Flagellar structures from the bacterium Caulobacter crescentus and implications for phage ϕCbK predation of multi-flagellin bacteria

ABSTRACT

Caulobacter crescentus is a gram-negative alpha-proteobacterium that commonly lives in oligotrophic fresh and salt-water environments. C. crescentus is a host to many bacteriophages, including ϕCbK and ϕCbK-like bacteriophages, which first adsorb to cells by interaction with the bacterial flagellum. It is commonly thought that the six paralogs of the flagellin gene present in C. crescentus are important for bacteriophage evasion. Here, we show that deletion of specific flagellins in C. crescentus can indeed attenuate ϕCbK adsorption efficiency, although no single deletion completely ablates ϕCbK adsorption. Thus, bacteriophage ϕCbK likely recognizes a common motif amongst the six known flagellins in C. crescentus with varying degrees of efficiency. Interestingly, we observe that most deletion strains still generate flagellar filaments, with the exception of a strain that contains only the most divergent flagellin, FljJ, or a strain that contains only FljN and FljO. To visualize the surface residues that are likely recognized by ϕCbK, we determined two high-resolution structures of the FljK filament, with and without an amino acid substitution that induces straightening of the filament.
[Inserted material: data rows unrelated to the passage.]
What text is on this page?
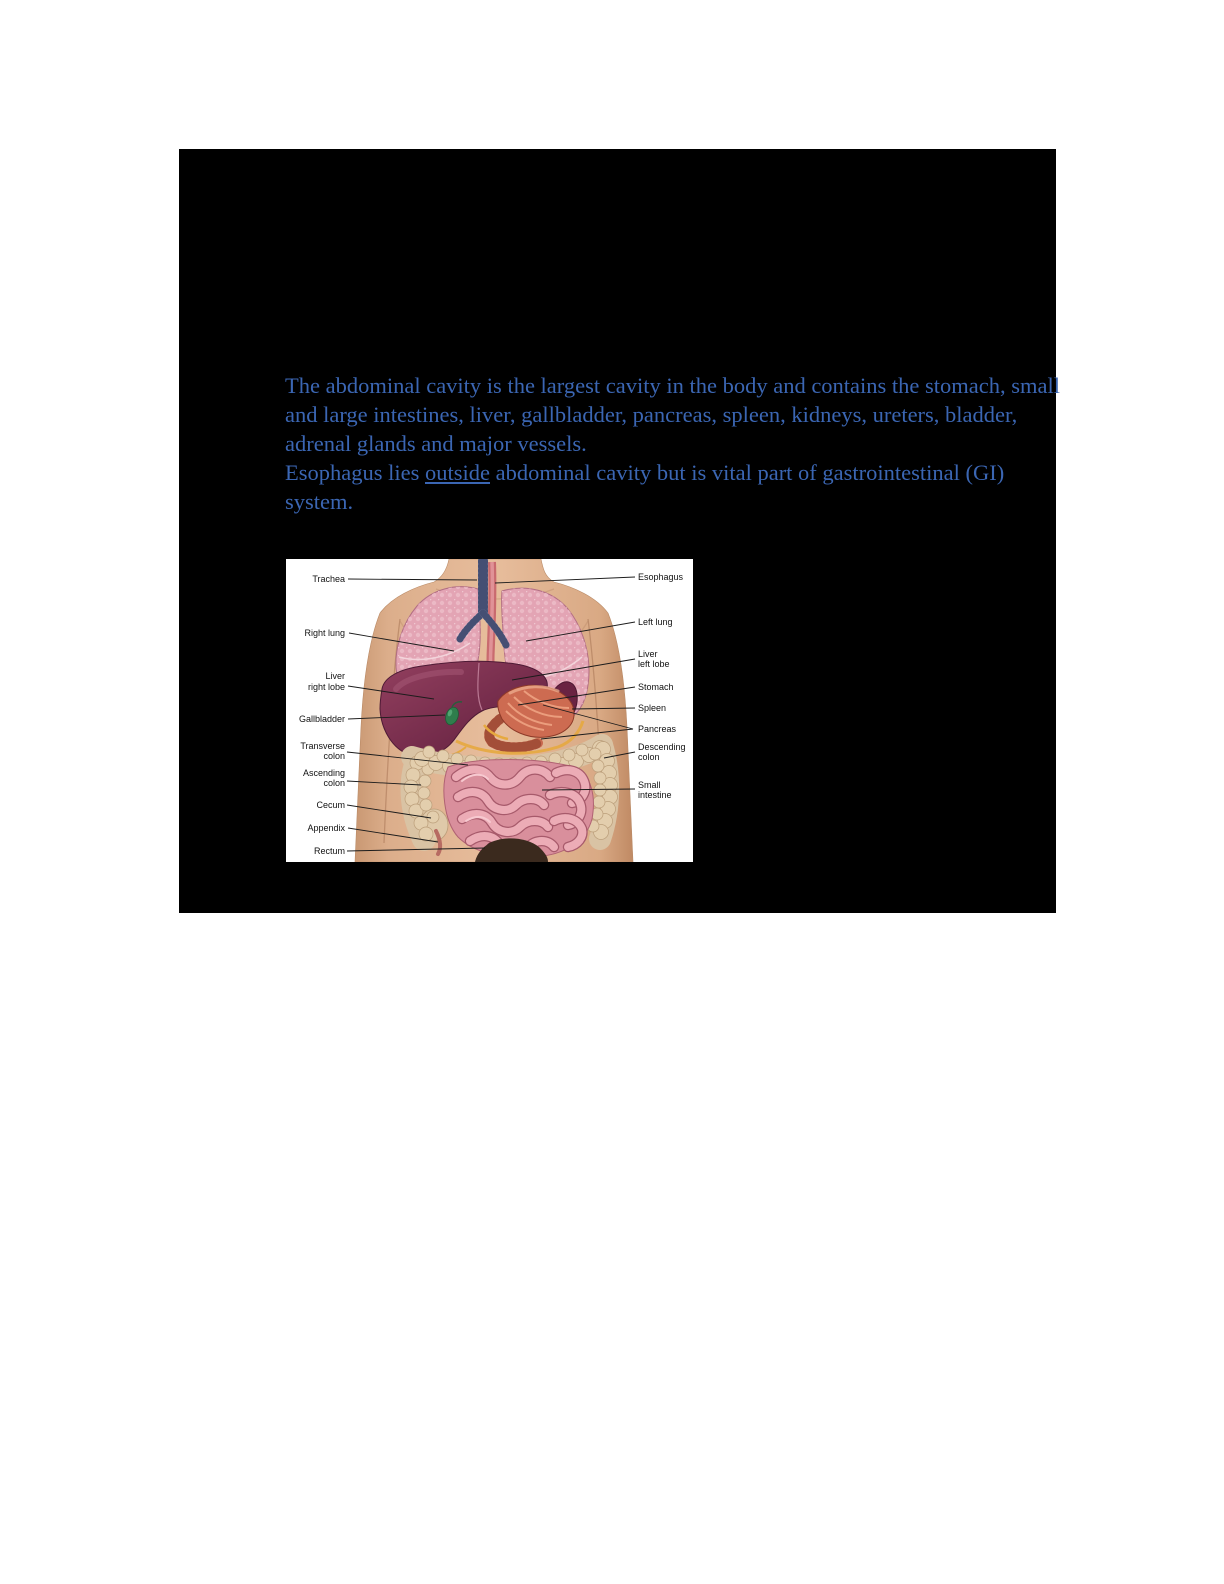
The abdominal cavity is the largest cavity in the body and contains the stomach, small and large intestines, liver, gallbladder, pancreas, spleen, kidneys, ureters, bladder, adrenal glands and major vessels.

Esophagus lies outside abdominal cavity but is vital part of gastrointestinal (GI) system.

Trachea
Right lung
Liver
right lobe
Gallbladder
Transverse
colon
Ascending
colon
Cecum
Appendix
Rectum
Esophagus
Left lung
Liver
left lobe
Stomach
Spleen
Pancreas
Descending
colon
Small
intestine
We observe post-translational modifications on conserved surface threonine residues of FljK that are likely O-linked glycans. The possibility of interplay between these modifications and ϕCbK adsorption is discussed. We also determined the structure of a filament composed of a heterogeneous mixture of FljK and FljL, the final resolution of which was limited to approximately 4.6 Å. Altogether, this work builds a platform for future investigation of how phage ϕCbK infects C. crescentus at the molecular level.